Wordy Ginters: OK, I'll start with the thought I ended the episode with: I wish Joan Rivers was up in this piece, because I'd love to hear her take on Sybil's sexy pro-fem gypsy gear.
Old Man Duggan: While I don't know that the Ladies Rivers would be especially kind, I certainly liked getting to see a bit of sexy Sybil, color combinations be damned. The billowy pantaloony nature of the ensemble was a little blah, but that bodice was something else, and her headpiece was actually kind of fetching.
OMD: Sadly, I am not old enough to have even a fleeting memory of The Secretions of Isis, though judging by the picture to our right here, I wish I could tell you otherwise. Back to the episode at hand, I do feel like this chapter was sort of Lady Sybil's coming out party--not just because was she looking for a dress for what I believe was her first "season," but also in terms of plot. Her storyline is finally getting fleshed out a bit. I suppose that has a bit to do with so much of what happens to the daughters being reliant upon the notion that they have to marry off, and Sybil's not out in the world or whatever the parlance of their times would refer to it as. To finally get substantive Sybil content was nice. And Branson's kind of the bomb. I like how self-confident he is, and there's certainly an element of Bonnie and Clyde going on in the car scene between the two. Let's hope Branson's cocksure swagger doesn't get that sexy little lustbomb pumped full of lead. And I loan the shit out of my books. DVDs, too. I still have never gotten back my copy of Freaks and Geeks, four years later.
WG: Branson works for me. Do you think "Lord Crawley" is scrawled across the inside of every tome in that beautiful library? He has a checkout system, so it's obviously a concern. Probably not. I hear you though. I am missing some hard-back Cormac McCarthy's that hurt my soul, the void they've left is so present.
OMD: In extremely elegant script, I'm sure, though there's no way it wasn't Carson who wrote it. I'm sure Carson's penmanship is top-notch.What novels do you think Carson and Hughes were reading?
WG: Actually, I was hoping that we find that out. Trainspotting at its best.
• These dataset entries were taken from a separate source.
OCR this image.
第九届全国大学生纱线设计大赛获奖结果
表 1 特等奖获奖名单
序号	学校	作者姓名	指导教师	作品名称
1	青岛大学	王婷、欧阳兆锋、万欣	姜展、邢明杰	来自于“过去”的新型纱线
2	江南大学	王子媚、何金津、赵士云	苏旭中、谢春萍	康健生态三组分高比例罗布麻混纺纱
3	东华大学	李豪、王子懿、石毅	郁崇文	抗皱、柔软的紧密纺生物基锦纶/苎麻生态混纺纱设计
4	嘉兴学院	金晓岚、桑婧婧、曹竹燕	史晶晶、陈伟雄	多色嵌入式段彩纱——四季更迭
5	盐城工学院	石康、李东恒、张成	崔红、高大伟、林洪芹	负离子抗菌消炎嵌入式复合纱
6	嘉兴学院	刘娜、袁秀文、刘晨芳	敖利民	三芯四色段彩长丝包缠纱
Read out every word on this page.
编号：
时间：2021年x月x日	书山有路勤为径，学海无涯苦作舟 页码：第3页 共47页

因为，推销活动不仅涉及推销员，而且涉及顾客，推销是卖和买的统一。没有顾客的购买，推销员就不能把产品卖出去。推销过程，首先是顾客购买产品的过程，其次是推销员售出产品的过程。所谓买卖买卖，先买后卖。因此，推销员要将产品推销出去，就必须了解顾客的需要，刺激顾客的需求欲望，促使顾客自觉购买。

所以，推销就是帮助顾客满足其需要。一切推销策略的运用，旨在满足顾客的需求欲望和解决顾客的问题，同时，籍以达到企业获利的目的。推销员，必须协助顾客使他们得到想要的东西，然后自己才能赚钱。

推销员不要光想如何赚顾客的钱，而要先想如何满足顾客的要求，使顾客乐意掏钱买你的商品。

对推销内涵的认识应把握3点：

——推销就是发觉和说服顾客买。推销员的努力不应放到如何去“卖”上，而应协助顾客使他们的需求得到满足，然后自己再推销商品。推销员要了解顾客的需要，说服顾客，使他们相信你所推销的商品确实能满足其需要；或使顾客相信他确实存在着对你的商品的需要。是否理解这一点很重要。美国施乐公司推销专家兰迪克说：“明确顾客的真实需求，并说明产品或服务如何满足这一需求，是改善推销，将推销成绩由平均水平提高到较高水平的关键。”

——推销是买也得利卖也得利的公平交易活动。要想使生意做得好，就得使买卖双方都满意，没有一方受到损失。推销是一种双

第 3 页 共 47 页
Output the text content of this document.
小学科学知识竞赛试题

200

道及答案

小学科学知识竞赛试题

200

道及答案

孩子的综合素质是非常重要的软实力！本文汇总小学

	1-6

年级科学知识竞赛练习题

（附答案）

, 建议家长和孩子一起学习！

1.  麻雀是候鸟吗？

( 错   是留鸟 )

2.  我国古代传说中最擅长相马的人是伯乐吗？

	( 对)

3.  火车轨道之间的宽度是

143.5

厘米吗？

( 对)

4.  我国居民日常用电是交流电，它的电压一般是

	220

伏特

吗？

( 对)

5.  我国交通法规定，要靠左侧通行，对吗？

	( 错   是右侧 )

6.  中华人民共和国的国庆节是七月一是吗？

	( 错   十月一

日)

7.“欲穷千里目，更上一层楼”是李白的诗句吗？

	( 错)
Do you think they might be checking out Zero Day? Wasn't that the book that Royals book guy was reading? Back to Sybil, the nature of previous bitches on my end had to do with politics. Fellowes answers in kind. Firebrand time.
OMD: I was kind of waiting for this all to happen to see what your reaction would be to the political shift. It seems as though the status quo needed to be set for Fellowes to explore the radical changes at the time. Three episodes with a few rumblings here or there seems to be about the right dosage for establishment of where everything began. Clearly, the suffrage movement and the introduction of a socialist to the mix has to appease you. It seems like Fellowes was also especially catering towards your concerns with Lord Grantham's speech to Mary whilst walking the grounds about how he's merely a custodian and cannot put her selfish but justified wants ahead of the estate. I'd have pegged Mrs. Hughes for a Bulldog Drummond fan, but that doesn't roll out for another six years or so. And the Royals guy was reading a David Baldacci book, though I'm not sure which one.
WG: The shift in the political palate is much welcomed. I'm very interested to see where it goes. You are going deep background on Bulldog Drummond. WWE reference or was that what Willis called Mr. Drummond behind his back? More importantly, why did Fellowes deny us the delicious pleasure of Bates roughing up that petulant bastard of a footman Thomas? I get it, he's a conniving prick. And conniving pricks always connive on the most innocent and sweet. I know it, but it still needles me all the same.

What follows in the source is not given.